– Ты, реально, охуевшая. Потому что тебе приходит в голову делать то, что должен делать я сам, – сообщил он вполне серьезно, даже не поворачивая головы.


– По тебе очень заметно, что ты готов трахнуть себя самого. Но, при всем уважении, герр Хеллстрем… Отсосать себе самому у тебя еще не скоро получится.


– Блядь, ну очень смешно!


– Ты растыкал подсказки по всему телу, лежи теперь молча, – слегка потянув за кольцо, она услышала, как он с шумом втягивает воздух сквозь зубы. – Судя по тому, что ты на сцене творишь, рискуешь не дожить до старости.


– Да на кой черт мне до нее доживать?! Скажи лучше что-то, чего я не знаю…


Взяв его за подбородок, Майя развернула его лицо к себе.


– С мужчинами я не кончаю.


– Твою мать, да я как-то тоже! Поцелуй меня, может, это меня утешит.


– А тебя не смущает, что…


Он фыркнул, поправляя пирсинг.


– Главное, чтобы тебя не смущало. И вернись уже туда, откуда Папочке видно тебя всю.


Она перебралась чуть выше, чтобы не обострять, но ощущение его горячего живота у нее между ног приводило ее в состояние, близкое к исступлению. Склонившись к его лицу, она прижалась к нему всем телом, понимая, что отлепиться будет нереально сложно. На обещанный поцелуй он отозвался очень даже живо: Майя еле вытолкала вон его слишком любопытный язык. Облизав губы, он натянул самую ехидную из своих усмешек.


– Я со всех сторон мудак, и на вкус я – тоже дерьмо редкое. Прости, детка…

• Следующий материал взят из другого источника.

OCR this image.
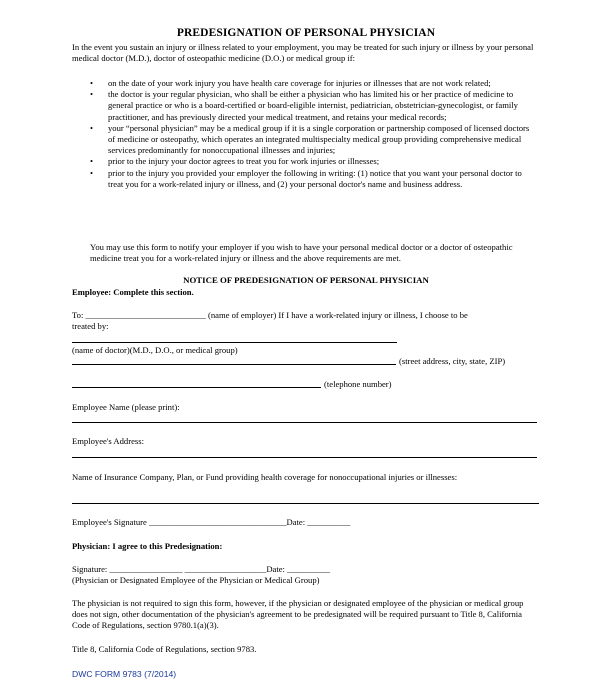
PREDESIGNATION OF PERSONAL PHYSICIAN
In the event you sustain an injury or illness related to your employment, you may be treated for such injury or illness by your personal medical doctor (M.D.), doctor of osteopathic medicine (D.O.) or medical group if:
• on the date of your work injury you have health care coverage for injuries or illnesses that are not work related;
• the doctor is your regular physician, who shall be either a physician who has limited his or her practice of medicine to general practice or who is a board-certified or board-eligible internist, pediatrician, obstetrician-gynecologist, or family practitioner, and has previously directed your medical treatment, and retains your medical records;
• your “personal physician” may be a medical group if it is a single corporation or partnership composed of licensed doctors of medicine or osteopathy, which operates an integrated multispecialty medical group providing comprehensive medical services predominantly for nonoccupational illnesses and injuries;
• prior to the injury your doctor agrees to treat you for work injuries or illnesses;
• prior to the injury you provided your employer the following in writing: (1) notice that you want your personal doctor to treat you for a work-related injury or illness, and (2) your personal doctor's name and business address.
You may use this form to notify your employer if you wish to have your personal medical doctor or a doctor of osteopathic medicine treat you for a work-related injury or illness and the above requirements are met.
NOTICE OF PREDESIGNATION OF PERSONAL PHYSICIAN
Employee: Complete this section.
To: ____________________________ (name of employer) If I have a work-related injury or illness, I choose to be
treated by:
(name of doctor)(M.D., D.O., or medical group)
(street address, city, state, ZIP)
(telephone number)
Employee Name (please print):
Employee's Address:
Name of Insurance Company, Plan, or Fund providing health coverage for nonoccupational injuries or illnesses:
Employee's Signature ________________________________Date: __________
Physician: I agree to this Predesignation:
Signature: _________________ ___________________Date: __________
(Physician or Designated Employee of the Physician or Medical Group)
The physician is not required to sign this form, however, if the physician or designated employee of the physician or medical group does not sign, other documentation of the physician's agreement to be predesignated will be required pursuant to Title 8, California Code of Regulations, section 9780.1(a)(3).
Title 8, California Code of Regulations, section 9783.
DWC FORM 9783 (7/2014)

Иногда в эту рожу хотелось плюнуть безо всяких поцелуев. Не сдержавшись, она отвесила ему звонкую затрещину справа налево, чтобы не переборщить. Сдавленный стон Хеллстрема прошелся по ее нервам гавайской пилой. Кажется, она могла бы кончить только от этого занятного звукового сопровождения.


Его губы дрожали, как у обиженного ребенка, но он рассмеялся.


– Врежь мне еще раз, окей? Потому как, я лучше тебя понимаю, чего ты хочешь. И меня эта мысль очень некстати заводит… А потом делай, чего тебе приспичит, но только не тормози.


Она приложила его от всей души и тут же запустила язык в увешанное сережками ухо Саймона.


– Я хочу целовать тебя, придурок… – шепот прошелся наждаком по мокрой коже, и она отчетливо почувствовала, как Хеллстрем вздрогнул. Взяв его за подбородок, Майя посмотрела прямо в его раздолбанные зрачки, повторяя уже сказанное. – Я хочу целовать тебя, и теперь буду делать только то, чего хочу я сама. Даже если твои руки отсохнут на хер!


– У тебя припизженные фантазии, подруга, – хрипло проговорил Саймон, в сотый раз облизывая губы, то ли провоцируя, то ли ведясь. – Но мне они нравятся. Валяй, я же сказал…


Она прошлась пальцами по его впалым щекам, чуть оттягивая кожу, поднимаясь к вискам, касаясь шрама на лбу и даже не пытаясь сдержать нервно подрагивающую улыбку. От локтей Самона до самых запястий, дополнительно перетянутых браслетами, выступили вены, просвечивающие сквозь светлую, местами татуированную кожу сине-зелеными тяжами.


Злющий, но временно беспомощный, герр Хеллстрем просто закрыл глаза. От этого его демарша Майю накрыло волной удушливой нежности, которая была совершенно не в кассу. Покрывая поцелуями его жесткую шею, она даже не думала о том, чтобы причинить ему боль. Но дальше выпирающих ключиц опуститься не получилось – ее приподнятая пятая точка уперлась в согнутые ноги Саймона. «Твой зад останется здесь», – вспомнилось ей. Вот засранец!


– Что ты сделаешь, если я отвяжу тебя сейчас? – поинтересовалась Майя, понимая, что все его мысли сейчас не в голове, а прямо под ней. Такие неукротимые стояки только у восемнадцатилетних, жадных до жизни, да у торчков, которые толком ни поссать, ни кончить не могут.